La abrazo y me quedo ahí con ella.

—Como animales… —solloza— como animales…

Yo no lloro.

No caminamos mucho, pero, ya es tarde; alcanzamos a ver un accidente en la llanura, como piedritas amontonadas por niños inquietos; lejos, casas chaparras, tanto que casi se confunden con el suelo color del sol sangrante.

Queremos llegar ya, pero no tenemos fuerzas, nos duelen los huesos, mi tita ya casi no anda.

Es noche y ahora la cobijo yo, la abrazo yo, pero no la aprieto mucho, siento que se me va a quebrar entre las manos, tiene la frente en llamas.

Oigo cómo llama a mi mamá entre sueños.

—Martina —suspira—; mija, es mija, no se la lleven, no, no… Martina…

También me acuerdo de eso, también la amarraron; a ella no le bastó cortarse las trenzas, quedar pelona, esconderse; nomás tuvo que salir una vez, ir a conseguirnos algo, lo que fuera, pa comer, para que la vieran y pensaran: es demasiado bonita pa ser hombre. 

Treinta-treintas, me había dicho mi hermana que eso cargaban. Esos rifles largos eran treinta-treintas, eran la bola.

Yo no me animé a asomarme. No vi cómo la perseguían por el camino hasta la casa, no vi cómo la jalonearon, cómo le apachurraron los brazos, cómo la cargaron al caballo, escondida como estaba yo entre tiliches y basura, con miedo de que me agarraran también; todo lo vieron mi hermana, oculta en otro lado, y mi tita.

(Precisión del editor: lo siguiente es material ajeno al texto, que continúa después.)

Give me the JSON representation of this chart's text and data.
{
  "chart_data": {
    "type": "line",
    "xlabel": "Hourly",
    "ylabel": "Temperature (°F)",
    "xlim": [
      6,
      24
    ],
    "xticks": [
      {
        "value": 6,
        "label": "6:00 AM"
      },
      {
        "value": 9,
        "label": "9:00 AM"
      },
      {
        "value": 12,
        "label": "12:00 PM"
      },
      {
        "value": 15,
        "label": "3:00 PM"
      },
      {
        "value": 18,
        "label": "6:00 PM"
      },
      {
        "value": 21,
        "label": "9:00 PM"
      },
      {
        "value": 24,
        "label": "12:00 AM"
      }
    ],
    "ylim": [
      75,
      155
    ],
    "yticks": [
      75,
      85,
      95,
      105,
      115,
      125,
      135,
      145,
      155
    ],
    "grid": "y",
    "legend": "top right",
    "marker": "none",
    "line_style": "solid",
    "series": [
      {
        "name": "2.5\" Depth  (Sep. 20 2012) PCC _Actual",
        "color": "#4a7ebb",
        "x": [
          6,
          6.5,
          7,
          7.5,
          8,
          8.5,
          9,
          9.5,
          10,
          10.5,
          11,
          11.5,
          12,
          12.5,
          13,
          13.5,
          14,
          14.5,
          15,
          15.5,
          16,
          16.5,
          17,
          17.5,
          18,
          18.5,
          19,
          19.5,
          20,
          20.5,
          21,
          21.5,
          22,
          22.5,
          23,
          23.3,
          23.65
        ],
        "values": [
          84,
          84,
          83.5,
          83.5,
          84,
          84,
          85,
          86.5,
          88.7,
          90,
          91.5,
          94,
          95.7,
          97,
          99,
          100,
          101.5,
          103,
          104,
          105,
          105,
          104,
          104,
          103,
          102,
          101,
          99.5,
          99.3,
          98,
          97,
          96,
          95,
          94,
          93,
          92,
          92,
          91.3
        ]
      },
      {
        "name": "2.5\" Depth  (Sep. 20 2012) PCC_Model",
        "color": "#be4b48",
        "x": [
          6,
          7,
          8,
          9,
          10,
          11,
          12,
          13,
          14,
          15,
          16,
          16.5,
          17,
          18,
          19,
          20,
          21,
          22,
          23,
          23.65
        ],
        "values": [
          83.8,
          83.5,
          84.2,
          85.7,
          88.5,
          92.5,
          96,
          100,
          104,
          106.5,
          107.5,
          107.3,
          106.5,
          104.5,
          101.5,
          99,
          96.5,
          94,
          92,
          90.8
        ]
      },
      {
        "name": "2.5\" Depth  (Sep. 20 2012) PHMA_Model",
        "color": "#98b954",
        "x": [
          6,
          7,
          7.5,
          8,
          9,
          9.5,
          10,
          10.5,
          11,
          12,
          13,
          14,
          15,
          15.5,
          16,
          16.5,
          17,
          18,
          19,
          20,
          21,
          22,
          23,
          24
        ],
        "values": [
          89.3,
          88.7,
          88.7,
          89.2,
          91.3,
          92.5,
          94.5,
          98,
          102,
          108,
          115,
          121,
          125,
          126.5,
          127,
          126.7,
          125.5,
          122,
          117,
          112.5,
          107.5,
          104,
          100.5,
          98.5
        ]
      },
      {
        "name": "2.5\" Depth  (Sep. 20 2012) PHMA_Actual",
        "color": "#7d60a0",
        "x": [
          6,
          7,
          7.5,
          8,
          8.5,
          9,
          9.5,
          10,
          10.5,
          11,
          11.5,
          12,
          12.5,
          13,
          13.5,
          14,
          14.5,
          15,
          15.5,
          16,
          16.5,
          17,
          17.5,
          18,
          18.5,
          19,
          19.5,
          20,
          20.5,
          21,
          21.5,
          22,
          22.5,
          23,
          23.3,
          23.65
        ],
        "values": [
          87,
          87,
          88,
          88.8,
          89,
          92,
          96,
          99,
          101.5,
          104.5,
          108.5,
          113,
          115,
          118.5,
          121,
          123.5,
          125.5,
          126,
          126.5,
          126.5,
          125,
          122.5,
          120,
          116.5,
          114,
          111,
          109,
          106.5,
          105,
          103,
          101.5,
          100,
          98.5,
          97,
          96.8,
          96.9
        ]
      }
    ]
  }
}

Sólo me asomé cuando ya se iban haciendo nomás sombras en el camino. Cuando mi abuelita lloraba con la cara en la tierra. Cuando uno de ellos se giró y me vio salir para ayudarla, pero no dijo nada; a la mejor sí se creyó que yo era niño. Cuando los gritos de mi mamá ya no se oían más.

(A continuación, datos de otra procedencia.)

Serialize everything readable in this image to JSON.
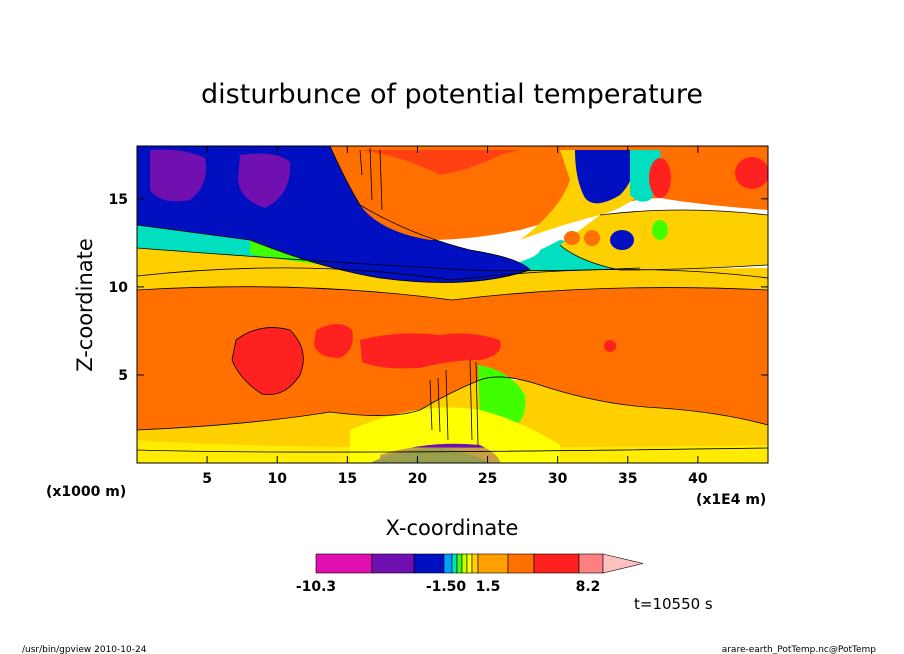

Nos comimos el cuero de las chanclas, las raíces de las plantas, las hojas de los árboles, hasta que luego no hubo nada qué comer.

Y nos tuvimos que ir, a donde fuera.

—Espérense… —rogaba mi abuelita entre sueños— espérame, Martina…

—Tu hija no está —le susurro al oído—, nomás estamos nosotras.

Ninguna duerme.

Las dos los miramos, balanceándose de un lado a otro, no por inercia del aire; más bien parece que se aburren ahí, colgados, con la lengua de fuera y la cara hinchada, como cuero mojado que alguien ha dejado a secar en los postes del tren; se dedican a columpiarse para pasar el rato.

Busco sin querer buscar, me fijo y me imagino caras y muecas, máscaras mortuorias y torcidas, inciertas como si el calor les hubiera borrado las facciones, todos se parecen a mi papá o a lo mejor quiero que se parezcan.

Siempre le rezo a Dios pa que al menos me deje verlo a él; a lo mejor y así, muerto como esos que cuelgan, sí me cumple el ruego.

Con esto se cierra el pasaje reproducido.